2.4 Big data: Definitions

  • Classic view: ‘For political scientists […] phrase seems to evoke a cognitive mapping onto our old continuum of “small-N” vs. “large-N ,” implying perhaps “really large N”’ (Monroe 2013, 1)
  • Broad view: “‘big data’ - the ability of society to harness information in novel ways to produce useful insights or goods and services of significant value” (Mayer-Schönberger and Cukier 2012)
  • Wikipedia: “refer[s] to the study and applications of data sets that are too complex for traditional data-processing application software to adequately deal with.” (Wikipedia)
    • “Big data challenges include capturing data, data storage, data analysis, search, sharing, transfer, visualization, querying, updating, information privacy and data source.” (Wikipedia)
    • “Big data was originally associated with three key concepts: volume, variety, and velocity.

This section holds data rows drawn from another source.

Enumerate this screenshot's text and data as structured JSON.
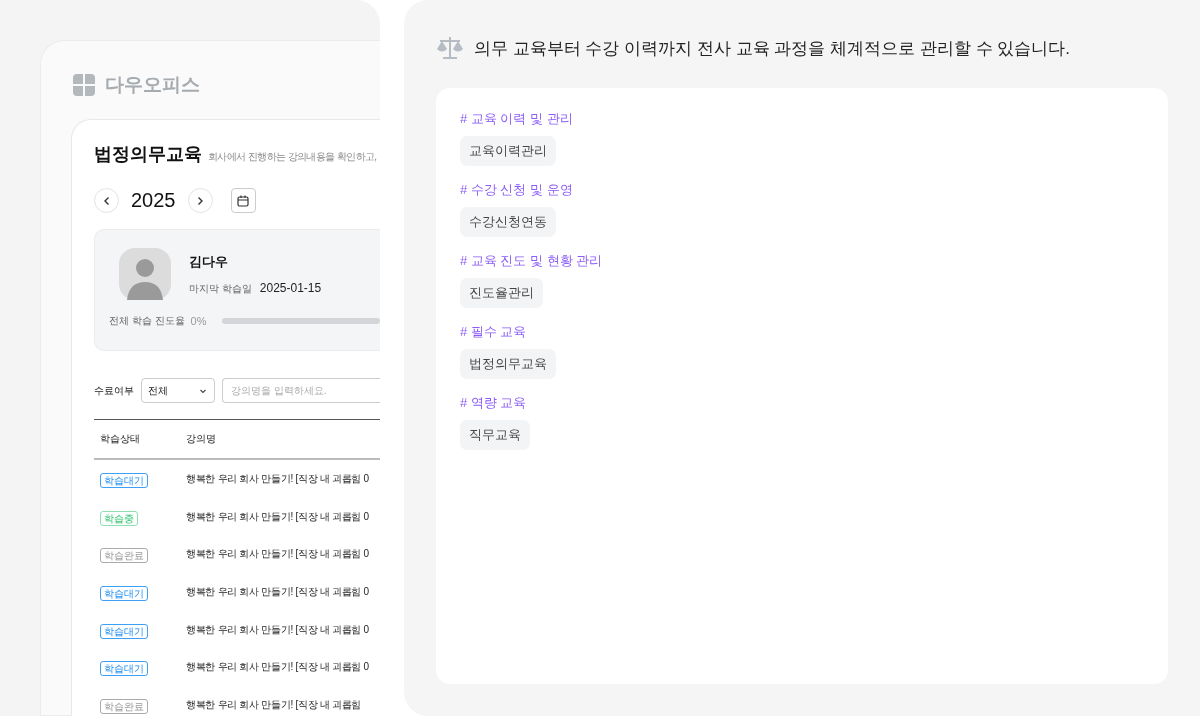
{
  "left_preview": {
    "brand": "다우오피스",
    "page_title": "법정의무교육",
    "page_subtitle": "회사에서 진행하는 강의내용을 확인하고,",
    "year": "2025",
    "profile": {
      "name": "김다우",
      "last_label": "마지막 학습일",
      "last_date": "2025-01-15",
      "progress_label": "전체 학습 진도율",
      "progress_value": "0%",
      "level": 0
    },
    "filter": {
      "label": "수료여부",
      "select_value": "전체",
      "search_placeholder": "강의명을 입력하세요."
    },
    "table": {
      "columns": [
        "학습상태",
        "강의명"
      ],
      "rows": [
        {
          "status": {
            "label": "학습대기",
            "kind": "waiting"
          },
          "title": "행복한 우리 회사 만들기! [직장 내 괴롭힘 0"
        },
        {
          "status": {
            "label": "학습중",
            "kind": "progress"
          },
          "title": "행복한 우리 회사 만들기! [직장 내 괴롭힘 0"
        },
        {
          "status": {
            "label": "학습완료",
            "kind": "done"
          },
          "title": "행복한 우리 회사 만들기! [직장 내 괴롭힘 0"
        },
        {
          "status": {
            "label": "학습대기",
            "kind": "waiting"
          },
          "title": "행복한 우리 회사 만들기! [직장 내 괴롭힘 0"
        },
        {
          "status": {
            "label": "학습대기",
            "kind": "waiting"
          },
          "title": "행복한 우리 회사 만들기! [직장 내 괴롭힘 0"
        },
        {
          "status": {
            "label": "학습대기",
            "kind": "waiting"
          },
          "title": "행복한 우리 회사 만들기! [직장 내 괴롭힘 0"
        },
        {
          "status": {
            "label": "학습완료",
            "kind": "done"
          },
          "title": "행복한 우리 회사 만들기! [직장 내 괴롭힘"
        }
      ]
    }
  },
  "right_panel": {
    "headline": "의무 교육부터 수강 이력까지 전사 교육 과정을 체계적으로 관리할 수 있습니다.",
    "sections": [
      {
        "heading": "# 교육 이력 및 관리",
        "tags": [
          "교육이력관리"
        ]
      },
      {
        "heading": "# 수강 신청 및 운영",
        "tags": [
          "수강신청연동"
        ]
      },
      {
        "heading": "# 교육 진도 및 현황 관리",
        "tags": [
          "진도율관리"
        ]
      },
      {
        "heading": "# 필수 교육",
        "tags": [
          "법정의무교육"
        ]
      },
      {
        "heading": "# 역량 교육",
        "tags": [
          "직무교육"
        ]
      }
    ]
  }
}
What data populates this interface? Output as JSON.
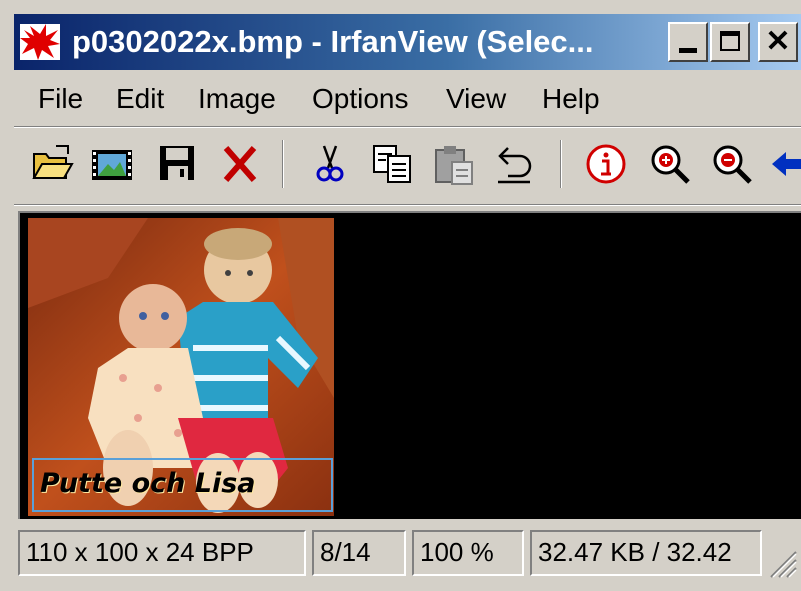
{
  "window": {
    "title": "p0302022x.bmp - IrfanView (Selec...",
    "controls": {
      "minimize": "minimize",
      "maximize": "maximize",
      "close": "close"
    }
  },
  "menu": {
    "items": [
      {
        "label": "File"
      },
      {
        "label": "Edit"
      },
      {
        "label": "Image"
      },
      {
        "label": "Options"
      },
      {
        "label": "View"
      },
      {
        "label": "Help"
      }
    ]
  },
  "toolbar": {
    "icons": [
      "open-folder-icon",
      "slideshow-icon",
      "save-icon",
      "delete-icon",
      "cut-icon",
      "copy-icon",
      "paste-icon",
      "undo-icon",
      "info-icon",
      "zoom-in-icon",
      "zoom-out-icon",
      "previous-icon"
    ]
  },
  "image": {
    "caption": "Putte och Lisa"
  },
  "status": {
    "dimensions": "110 x 100 x 24 BPP",
    "index": "8/14",
    "zoom": "100 %",
    "size": "32.47 KB / 32.42"
  },
  "colors": {
    "title_gradient_start": "#0a246a",
    "title_gradient_end": "#a6caf0",
    "chrome": "#d4d0c8",
    "canvas": "#000000",
    "selection": "#5aa0d8"
  }
}
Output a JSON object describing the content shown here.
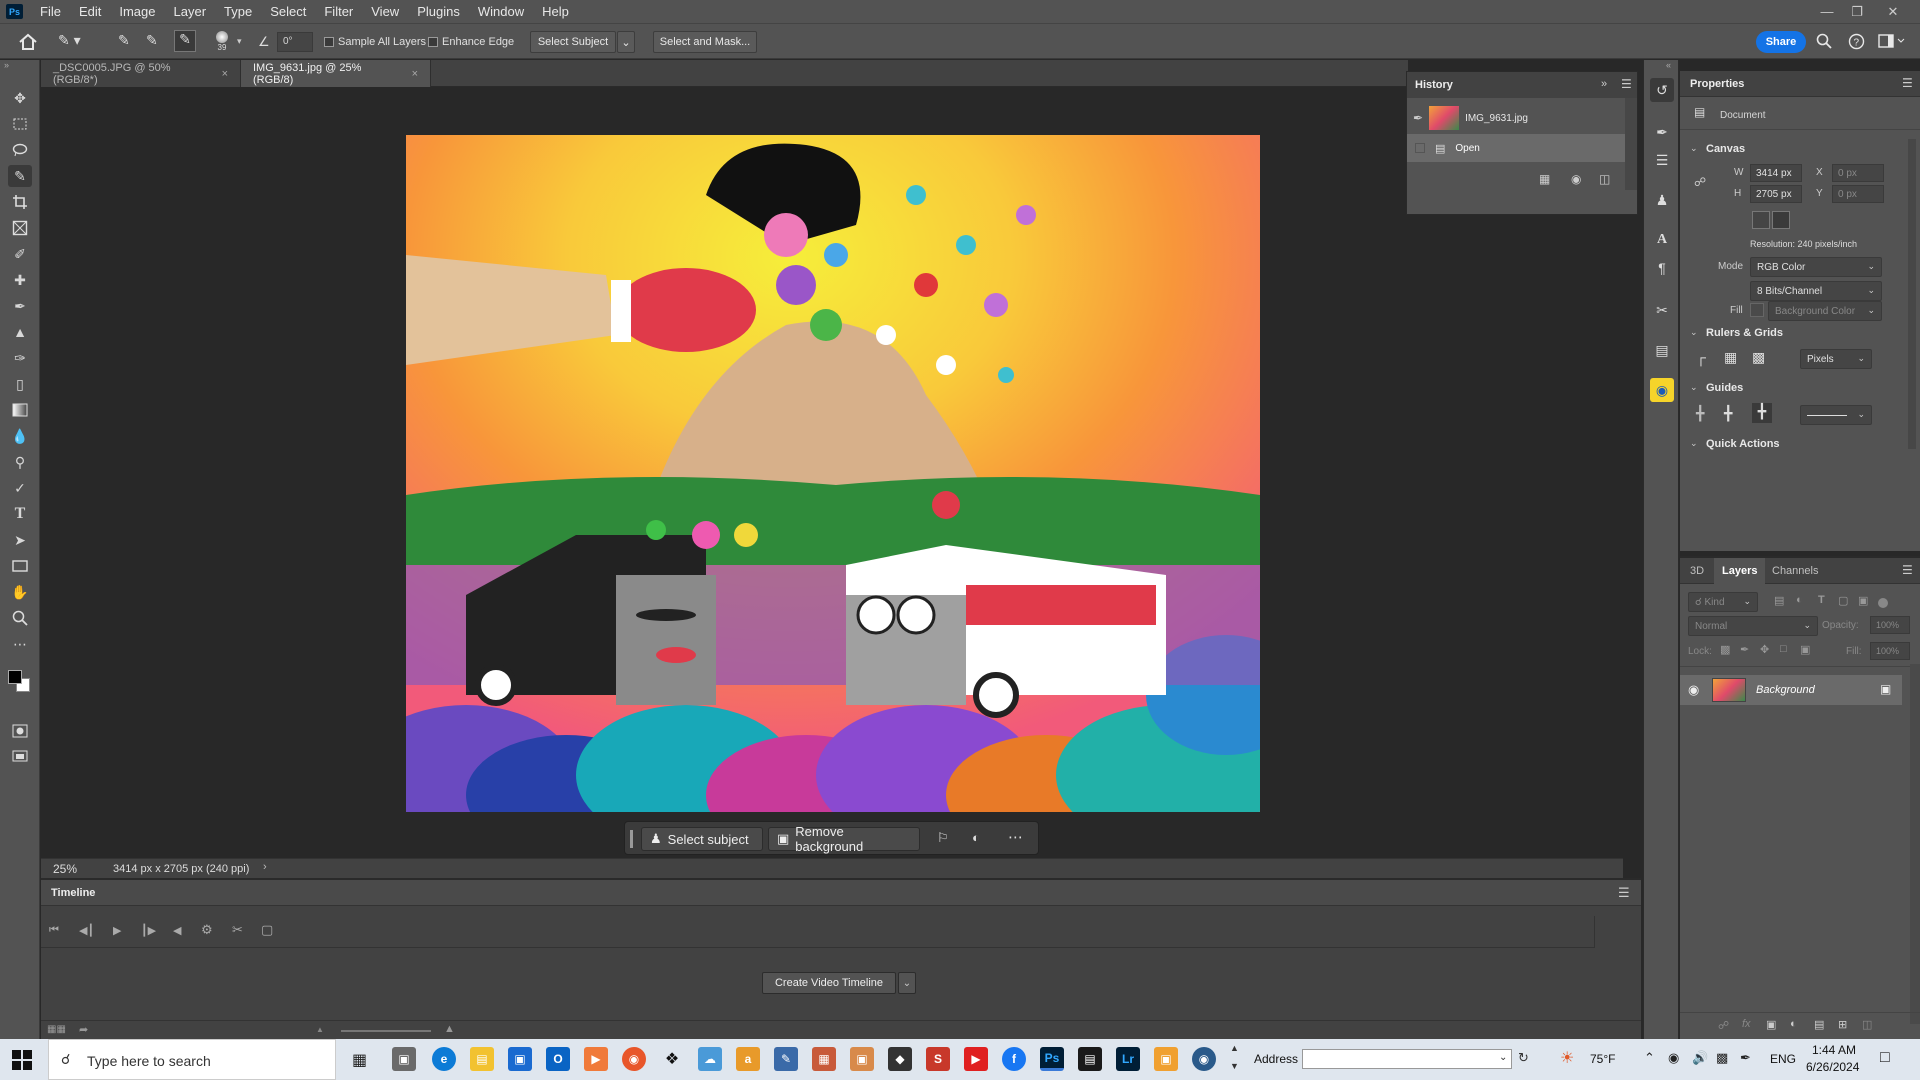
{
  "menu": {
    "items": [
      "File",
      "Edit",
      "Image",
      "Layer",
      "Type",
      "Select",
      "Filter",
      "View",
      "Plugins",
      "Window",
      "Help"
    ]
  },
  "options": {
    "brush_size": "39",
    "angle": "0°",
    "sample_all_layers": "Sample All Layers",
    "enhance_edge": "Enhance Edge",
    "select_subject": "Select Subject",
    "select_and_mask": "Select and Mask...",
    "share": "Share"
  },
  "tabs": [
    {
      "label": "_DSC0005.JPG @ 50% (RGB/8*)"
    },
    {
      "label": "IMG_9631.jpg @ 25% (RGB/8)"
    }
  ],
  "context_bar": {
    "select_subject": "Select subject",
    "remove_background": "Remove background"
  },
  "status": {
    "zoom": "25%",
    "doc_info": "3414 px x 2705 px (240 ppi)"
  },
  "timeline": {
    "title": "Timeline",
    "create_button": "Create Video Timeline"
  },
  "history": {
    "title": "History",
    "snapshot": "IMG_9631.jpg",
    "steps": [
      "Open"
    ]
  },
  "properties": {
    "title": "Properties",
    "document_label": "Document",
    "canvas_title": "Canvas",
    "w_label": "W",
    "w_value": "3414 px",
    "h_label": "H",
    "h_value": "2705 px",
    "x_label": "X",
    "x_value": "0 px",
    "y_label": "Y",
    "y_value": "0 px",
    "resolution": "Resolution: 240 pixels/inch",
    "mode_label": "Mode",
    "mode_value": "RGB Color",
    "bits_value": "8 Bits/Channel",
    "fill_label": "Fill",
    "fill_value": "Background Color",
    "rulers_title": "Rulers & Grids",
    "units_value": "Pixels",
    "guides_title": "Guides",
    "quick_actions_title": "Quick Actions"
  },
  "layers": {
    "tabs": [
      "3D",
      "Layers",
      "Channels"
    ],
    "kind_placeholder": "Kind",
    "blend_mode": "Normal",
    "opacity_label": "Opacity:",
    "opacity_value": "100%",
    "lock_label": "Lock:",
    "fill_label": "Fill:",
    "fill_value": "100%",
    "layer_name": "Background"
  },
  "taskbar": {
    "search_placeholder": "Type here to search",
    "address_label": "Address",
    "weather": "75°F",
    "language": "ENG",
    "time": "1:44 AM",
    "date": "6/26/2024"
  },
  "colors": {
    "accent": "#1473e6",
    "panel": "#535353",
    "panel_dark": "#424242",
    "canvas_bg": "#282828"
  }
}
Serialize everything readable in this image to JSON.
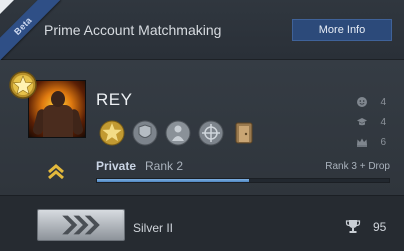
{
  "banner": {
    "beta_label": "Beta",
    "title": "Prime Account Matchmaking",
    "info_button": "More Info"
  },
  "profile": {
    "username": "REY",
    "level_badge_icon": "gold-star-badge-icon",
    "avatar_icon": "player-avatar",
    "medals": [
      {
        "name": "gold-star-medal-icon"
      },
      {
        "name": "shield-medal-icon"
      },
      {
        "name": "soldier-medal-icon"
      },
      {
        "name": "crosshair-medal-icon"
      },
      {
        "name": "door-medal-icon"
      }
    ],
    "stats": [
      {
        "icon": "smiley-icon",
        "value": "4"
      },
      {
        "icon": "grad-cap-icon",
        "value": "4"
      },
      {
        "icon": "crown-icon",
        "value": "6"
      }
    ],
    "rank_name": "Private",
    "rank_number": "Rank 2",
    "next_reward": "Rank 3 + Drop",
    "xp_progress": 0.52
  },
  "competitive": {
    "skill_group": "Silver II",
    "wins": "95",
    "trophy_icon": "trophy-icon"
  },
  "colors": {
    "accent_blue": "#2c4a7a",
    "xp_bar": "#6aa0d6",
    "gold": "#e6c24a"
  }
}
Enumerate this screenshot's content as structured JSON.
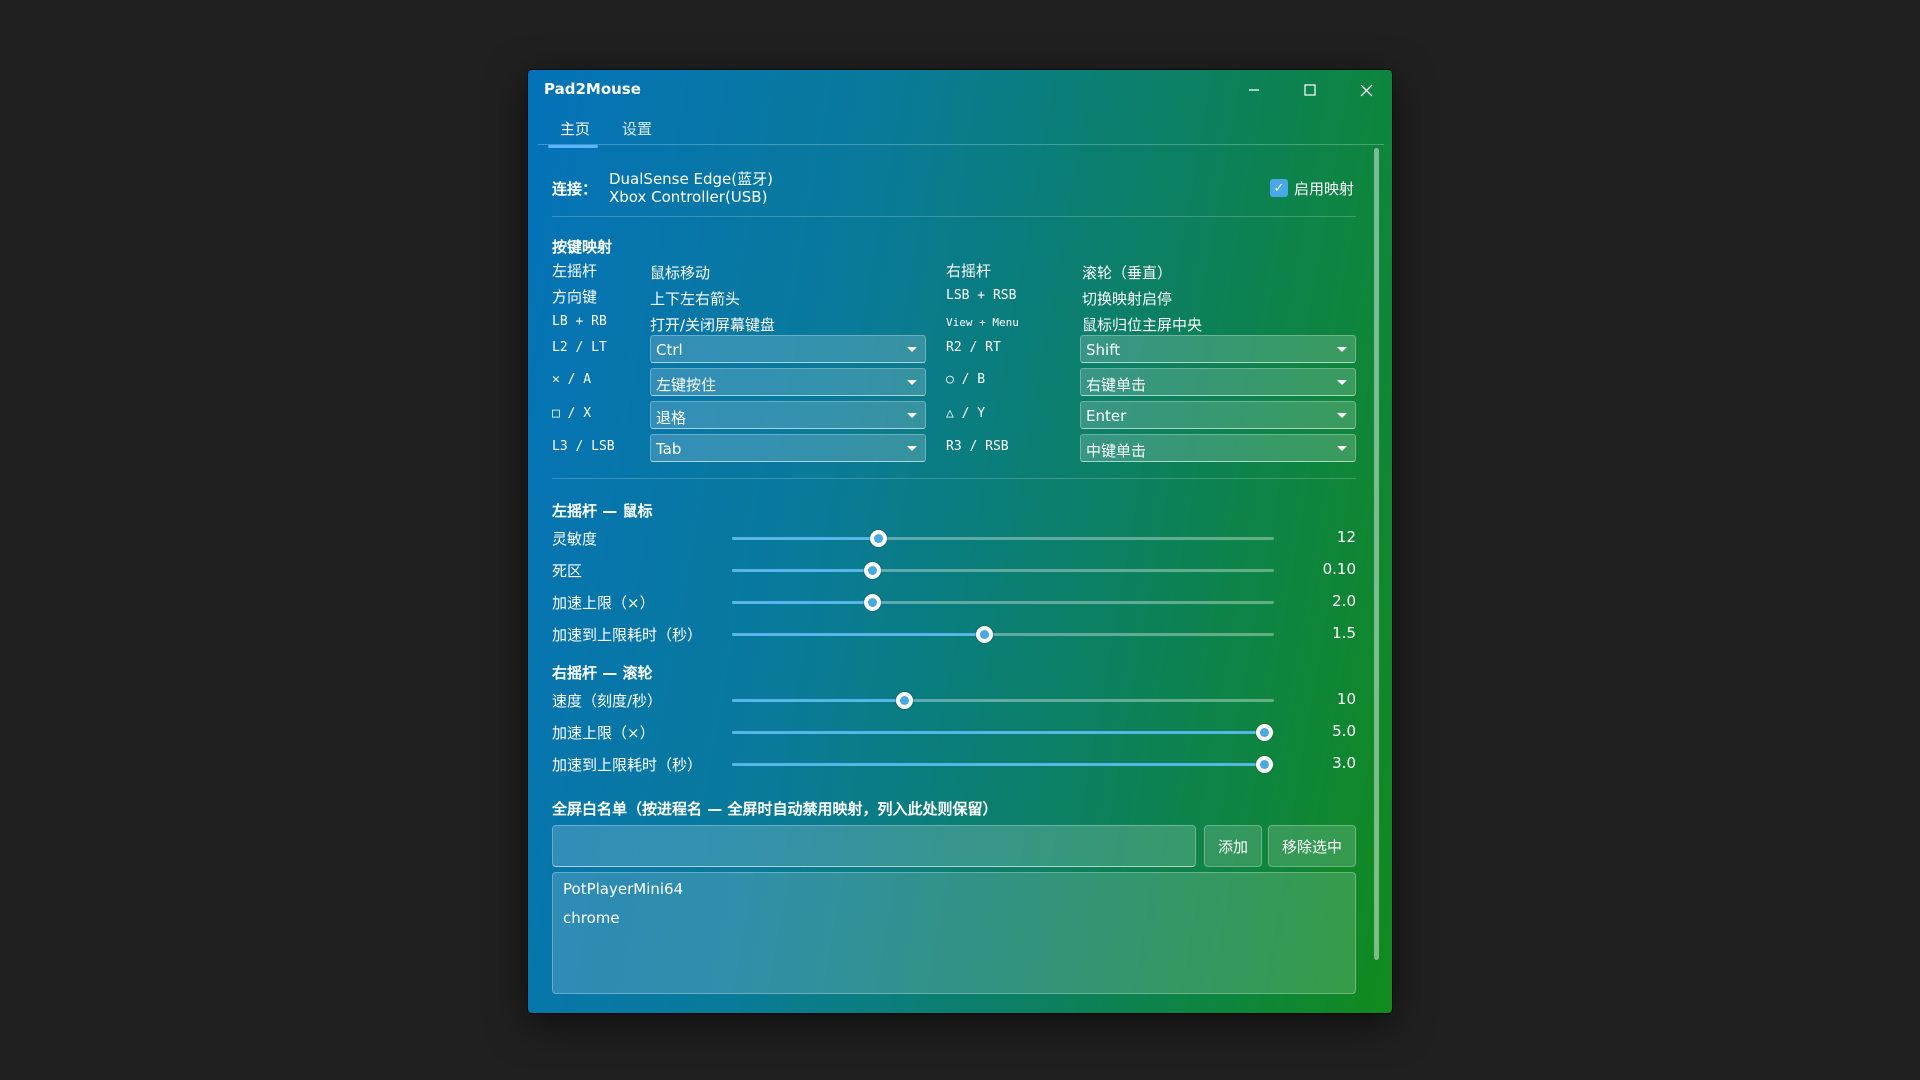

Other concepts later attributed with big data are veracity (i.e., how much noise is in the data) and value.” (Wikipedia)

References

Mayer-Schönberger, Viktor, and Kenneth Cukier. 2012. Big Data: A Revolution That Transforms How We Work, Live, and Think. Boston: Houghton Mifflin Harcourt.

Monroe, Burt L. 2013. “The Five Vs of Big Data Political Science Introduction to the Virtual Issue on Big Data in Political Science Political Analysis.” Polit. Anal. 21 (V5): 1–9.